Hacker News new | ask | show | jobs
by derefr 2117 days ago
As I said in a sibling comment — every version needs to be “hot” / “online” at the same time. The point of this system is to allow for random access to OLAP queries for arbitrary historical versions of the system; and, in fact, to even do time-series reports that perform a given analysis against every available version of the data, hopefully with some degree of parallelism. In matview terms, that means that every version of the data needs to be concurrently materialized.

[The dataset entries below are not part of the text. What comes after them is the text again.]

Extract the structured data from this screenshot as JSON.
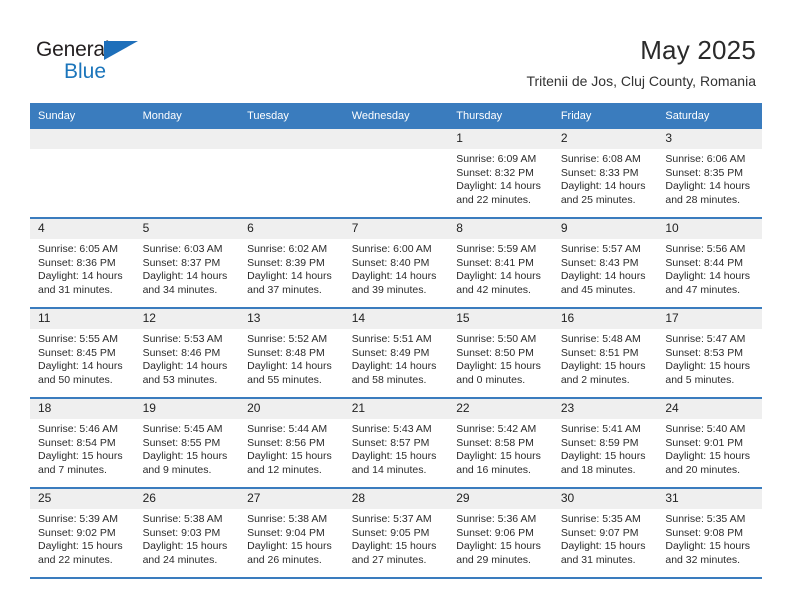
{
  "brand": {
    "name_part1": "General",
    "name_part2": "Blue",
    "triangle_icon": "triangle-icon",
    "accent_color": "#1b75bb"
  },
  "header": {
    "title": "May 2025",
    "subtitle": "Tritenii de Jos, Cluj County, Romania"
  },
  "calendar": {
    "header_bg": "#3a7cbe",
    "daynum_bg": "#efefef",
    "weekday_headers": [
      "Sunday",
      "Monday",
      "Tuesday",
      "Wednesday",
      "Thursday",
      "Friday",
      "Saturday"
    ],
    "weeks": [
      [
        {
          "day": "",
          "sunrise": "",
          "sunset": "",
          "daylight_line1": "",
          "daylight_line2": ""
        },
        {
          "day": "",
          "sunrise": "",
          "sunset": "",
          "daylight_line1": "",
          "daylight_line2": ""
        },
        {
          "day": "",
          "sunrise": "",
          "sunset": "",
          "daylight_line1": "",
          "daylight_line2": ""
        },
        {
          "day": "",
          "sunrise": "",
          "sunset": "",
          "daylight_line1": "",
          "daylight_line2": ""
        },
        {
          "day": "1",
          "sunrise": "Sunrise: 6:09 AM",
          "sunset": "Sunset: 8:32 PM",
          "daylight_line1": "Daylight: 14 hours",
          "daylight_line2": "and 22 minutes."
        },
        {
          "day": "2",
          "sunrise": "Sunrise: 6:08 AM",
          "sunset": "Sunset: 8:33 PM",
          "daylight_line1": "Daylight: 14 hours",
          "daylight_line2": "and 25 minutes."
        },
        {
          "day": "3",
          "sunrise": "Sunrise: 6:06 AM",
          "sunset": "Sunset: 8:35 PM",
          "daylight_line1": "Daylight: 14 hours",
          "daylight_line2": "and 28 minutes."
        }
      ],
      [
        {
          "day": "4",
          "sunrise": "Sunrise: 6:05 AM",
          "sunset": "Sunset: 8:36 PM",
          "daylight_line1": "Daylight: 14 hours",
          "daylight_line2": "and 31 minutes."
        },
        {
          "day": "5",
          "sunrise": "Sunrise: 6:03 AM",
          "sunset": "Sunset: 8:37 PM",
          "daylight_line1": "Daylight: 14 hours",
          "daylight_line2": "and 34 minutes."
        },
        {
          "day": "6",
          "sunrise": "Sunrise: 6:02 AM",
          "sunset": "Sunset: 8:39 PM",
          "daylight_line1": "Daylight: 14 hours",
          "daylight_line2": "and 37 minutes."
        },
        {
          "day": "7",
          "sunrise": "Sunrise: 6:00 AM",
          "sunset": "Sunset: 8:40 PM",
          "daylight_line1": "Daylight: 14 hours",
          "daylight_line2": "and 39 minutes."
        },
        {
          "day": "8",
          "sunrise": "Sunrise: 5:59 AM",
          "sunset": "Sunset: 8:41 PM",
          "daylight_line1": "Daylight: 14 hours",
          "daylight_line2": "and 42 minutes."
        },
        {
          "day": "9",
          "sunrise": "Sunrise: 5:57 AM",
          "sunset": "Sunset: 8:43 PM",
          "daylight_line1": "Daylight: 14 hours",
          "daylight_line2": "and 45 minutes."
        },
        {
          "day": "10",
          "sunrise": "Sunrise: 5:56 AM",
          "sunset": "Sunset: 8:44 PM",
          "daylight_line1": "Daylight: 14 hours",
          "daylight_line2": "and 47 minutes."
        }
      ],
      [
        {
          "day": "11",
          "sunrise": "Sunrise: 5:55 AM",
          "sunset": "Sunset: 8:45 PM",
          "daylight_line1": "Daylight: 14 hours",
          "daylight_line2": "and 50 minutes."
        },
        {
          "day": "12",
          "sunrise": "Sunrise: 5:53 AM",
          "sunset": "Sunset: 8:46 PM",
          "daylight_line1": "Daylight: 14 hours",
          "daylight_line2": "and 53 minutes."
        },
        {
          "day": "13",
          "sunrise": "Sunrise: 5:52 AM",
          "sunset": "Sunset: 8:48 PM",
          "daylight_line1": "Daylight: 14 hours",
          "daylight_line2": "and 55 minutes."
        },
        {
          "day": "14",
          "sunrise": "Sunrise: 5:51 AM",
          "sunset": "Sunset: 8:49 PM",
          "daylight_line1": "Daylight: 14 hours",
          "daylight_line2": "and 58 minutes."
        },
        {
          "day": "15",
          "sunrise": "Sunrise: 5:50 AM",
          "sunset": "Sunset: 8:50 PM",
          "daylight_line1": "Daylight: 15 hours",
          "daylight_line2": "and 0 minutes."
        },
        {
          "day": "16",
          "sunrise": "Sunrise: 5:48 AM",
          "sunset": "Sunset: 8:51 PM",
          "daylight_line1": "Daylight: 15 hours",
          "daylight_line2": "and 2 minutes."
        },
        {
          "day": "17",
          "sunrise": "Sunrise: 5:47 AM",
          "sunset": "Sunset: 8:53 PM",
          "daylight_line1": "Daylight: 15 hours",
          "daylight_line2": "and 5 minutes."
        }
      ],
      [
        {
          "day": "18",
          "sunrise": "Sunrise: 5:46 AM",
          "sunset": "Sunset: 8:54 PM",
          "daylight_line1": "Daylight: 15 hours",
          "daylight_line2": "and 7 minutes."
        },
        {
          "day": "19",
          "sunrise": "Sunrise: 5:45 AM",
          "sunset": "Sunset: 8:55 PM",
          "daylight_line1": "Daylight: 15 hours",
          "daylight_line2": "and 9 minutes."
        },
        {
          "day": "20",
          "sunrise": "Sunrise: 5:44 AM",
          "sunset": "Sunset: 8:56 PM",
          "daylight_line1": "Daylight: 15 hours",
          "daylight_line2": "and 12 minutes."
        },
        {
          "day": "21",
          "sunrise": "Sunrise: 5:43 AM",
          "sunset": "Sunset: 8:57 PM",
          "daylight_line1": "Daylight: 15 hours",
          "daylight_line2": "and 14 minutes."
        },
        {
          "day": "22",
          "sunrise": "Sunrise: 5:42 AM",
          "sunset": "Sunset: 8:58 PM",
          "daylight_line1": "Daylight: 15 hours",
          "daylight_line2": "and 16 minutes."
        },
        {
          "day": "23",
          "sunrise": "Sunrise: 5:41 AM",
          "sunset": "Sunset: 8:59 PM",
          "daylight_line1": "Daylight: 15 hours",
          "daylight_line2": "and 18 minutes."
        },
        {
          "day": "24",
          "sunrise": "Sunrise: 5:40 AM",
          "sunset": "Sunset: 9:01 PM",
          "daylight_line1": "Daylight: 15 hours",
          "daylight_line2": "and 20 minutes."
        }
      ],
      [
        {
          "day": "25",
          "sunrise": "Sunrise: 5:39 AM",
          "sunset": "Sunset: 9:02 PM",
          "daylight_line1": "Daylight: 15 hours",
          "daylight_line2": "and 22 minutes."
        },
        {
          "day": "26",
          "sunrise": "Sunrise: 5:38 AM",
          "sunset": "Sunset: 9:03 PM",
          "daylight_line1": "Daylight: 15 hours",
          "daylight_line2": "and 24 minutes."
        },
        {
          "day": "27",
          "sunrise": "Sunrise: 5:38 AM",
          "sunset": "Sunset: 9:04 PM",
          "daylight_line1": "Daylight: 15 hours",
          "daylight_line2": "and 26 minutes."
        },
        {
          "day": "28",
          "sunrise": "Sunrise: 5:37 AM",
          "sunset": "Sunset: 9:05 PM",
          "daylight_line1": "Daylight: 15 hours",
          "daylight_line2": "and 27 minutes."
        },
        {
          "day": "29",
          "sunrise": "Sunrise: 5:36 AM",
          "sunset": "Sunset: 9:06 PM",
          "daylight_line1": "Daylight: 15 hours",
          "daylight_line2": "and 29 minutes."
        },
        {
          "day": "30",
          "sunrise": "Sunrise: 5:35 AM",
          "sunset": "Sunset: 9:07 PM",
          "daylight_line1": "Daylight: 15 hours",
          "daylight_line2": "and 31 minutes."
        },
        {
          "day": "31",
          "sunrise": "Sunrise: 5:35 AM",
          "sunset": "Sunset: 9:08 PM",
          "daylight_line1": "Daylight: 15 hours",
          "daylight_line2": "and 32 minutes."
        }
      ]
    ]
  }
}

Given just 100M keys (let’s call it a 20GB exported snapshot size), and 1M versions, that’s an overwhelming amount of data — and 99.9999% of it is redundant copies of the same information, i.e. the stuff that didn’t change between versions.

Solving the problem of the concurrent materializations requiring petabytes of storage for almost-entirely-redundant heap tuples, is essentially solving the problem of creating a tuple-deduplicating DBMS storage engine — which is equivalent to the problem of building a versioned embedded database :)

1 comments

So use views instead of materialized view. How much time/effort could be saved by simply making better queries? Are you sure that you are looking for or controlling for the right problems?
The goal is to host an infrastructure to accelerate arbitrary user queries, ala a Business Intelligence data-warehouse backend. We don't get to specify what queries the users are doing. It's the classical problem that SQL RDBMSes were introduced to solve: having the data, and having to shape it in advance of knowledge of reporting workload.